/EviDENce_doc2vec_docker_framework

Docker Compose framework to provide doc2vec model functionality

Primary LanguageJupyter NotebookApache License 2.0Apache-2.0

EviDENce_doc2vec_docker_framework

The repository provides the functionality to ingest a corpus (of document fragments), build a doc2vec model incl. model space vectors for each fragment, and infer vectors for out-of-corpus fragments. Furthermore, it provides an API serving the model representation of the full corpus (id, vector pairs) as well as the model representation (vector) for a in-corpus fragment based on its id. The derived models, the inferal-engine, and the representation api can and are meant to be interfaced with the user-interface framwork in the evidence-gui repository. Initial, limited instructions are provided below .

In order to provide portable and reproducible models we make use of a framework of Docker containers coordinated by the Docker Compose tool.

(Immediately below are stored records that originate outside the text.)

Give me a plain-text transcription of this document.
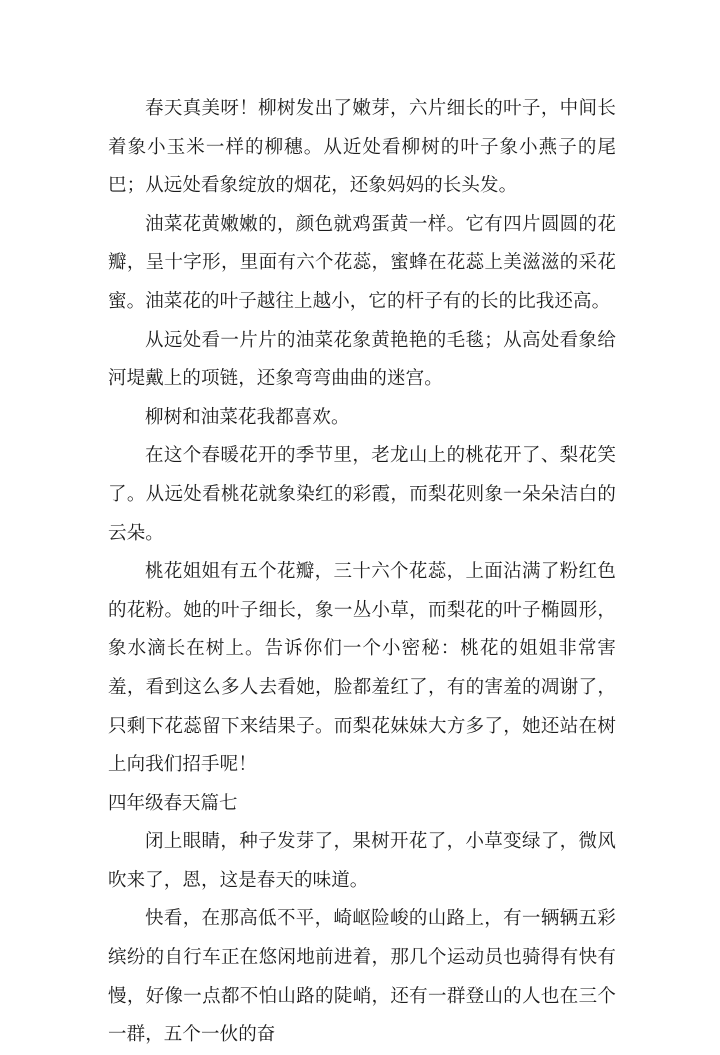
春天真美呀！柳树发出了嫩芽，六片细长的叶子，中间长着象小玉米一样的柳穗。从近处看柳树的叶子象小燕子的尾巴；从远处看象绽放的烟花，还象妈妈的长头发。

油菜花黄嫩嫩的，颜色就鸡蛋黄一样。它有四片圆圆的花瓣，呈十字形，里面有六个花蕊，蜜蜂在花蕊上美滋滋的采花蜜。油菜花的叶子越往上越小，它的杆子有的长的比我还高。

从远处看一片片的油菜花象黄艳艳的毛毯；从高处看象给河堤戴上的项链，还象弯弯曲曲的迷宫。

柳树和油菜花我都喜欢。

在这个春暖花开的季节里，老龙山上的桃花开了、梨花笑了。从远处看桃花就象染红的彩霞，而梨花则象一朵朵洁白的云朵。

桃花姐姐有五个花瓣，三十六个花蕊，上面沾满了粉红色的花粉。她的叶子细长，象一丛小草，而梨花的叶子椭圆形，象水滴长在树上。告诉你们一个小密秘：桃花的姐姐非常害羞，看到这么多人去看她，脸都羞红了，有的害羞的凋谢了，只剩下花蕊留下来结果子。而梨花妹妹大方多了，她还站在树上向我们招手呢！

四年级春天篇七

闭上眼睛，种子发芽了，果树开花了，小草变绿了，微风吹来了，恩，这是春天的味道。

快看，在那高低不平，崎岖险峻的山路上，有一辆辆五彩缤纷的自行车正在悠闲地前进着，那几个运动员也骑得有快有慢，好像一点都不怕山路的陡峭，还有一群登山的人也在三个一群，五个一伙的奋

Details are provided below

Let's get started

In order to get started

  • clone this repository to a location of your choice
  • copy your corpus into the /input/corpus_input directory (PLEASE take care to remove the test corpus currently present)
  • configure the config_template_docker.conf file accorrding to your preferences and save as <your-config>.conf
  • configure filename declaration template_filenames_config.txt file according to your preferences and save as <your-filenames>.txt
  • start up the framework by invoking ./run_evidence_framwork.sh <your-config>.conf <your-filenames>.txt
  • with a browser navigate to http://127.0.0.1:6789 and log in with the token in the <tag-name>_token_file.txt file
  • run the preprocess_corpus.ipynb to process the corpus
  • run the generate_doc2vec_model.ipynb notebook to generate the model and corpus vectors

The inference engine can be queried via a RESTapi at http://127.0.0.1:5000/infer_vector:

curl -X POST http://127.0.0.1:5000/infer_vector -H "Content-Type: application/json" -d '{"text": "hallo"}'

The API returns a json dump with the inferred vector as well as a model_loaded boolean indicating whether the model required for inference was present when thee query was present.

  • the representation API can be queried via RESTapi at http://127.0.0.1:5001/corpusmodelrep and will provide a json dump of the full corpus representation for the model. To obtain the model represenation of an individual corpus element the representation api can be queried at http://127.0.0.1:5001/elementmodelrep the query must supply the fragment id in json format as {"fragmentId":}. Both dumps return a list with a boolean indicating whether the requested model was present as the first element and a (json) dictionary of the results as the second element.

The command docker-compose -p <tag-name> down stops the framework and removes the containers. Results are perpetuated to the DOCKER volumes created.

See Docker and Docker Compose documentation for more details

Interface to evidence-gui

While the framework provided in this repository deals with the ingestion and (pre-)processing of a corpus, as well as the subsequent construction of a doc2vec model, a complementary backend/database and GUI frontend supporting user-interactions and queries on the corpus has been developed by the KNAW HUC team text and can be found here.

Work on the interface between both components is in progress, and not all functionality provided here is currently supported. In particular the inference for out of corpus fragments is not integrated. Combinded use of both elements requires some preparatory action byt the user. A set of instructions is provided in the following:

  • Run EviDENce_doc2vec_docker_framework, performing preprocessing and model creation steps
  • query the representation API and save the corpus model represenatation as doc2vec.json
  • clone the evidence-gui repository
    • following the local setup instructions mkdir data
    • copy the full corpus_input directory into data
    • copy the <your_corpus>_corpus, <your_corpus>_ids, and doc2vec.json files into the data directory
    • follow the Run instructions to bring the backed and GUI up for the corpus and model provided
    • further instructions, e.g. on how to add users, are available in the repository.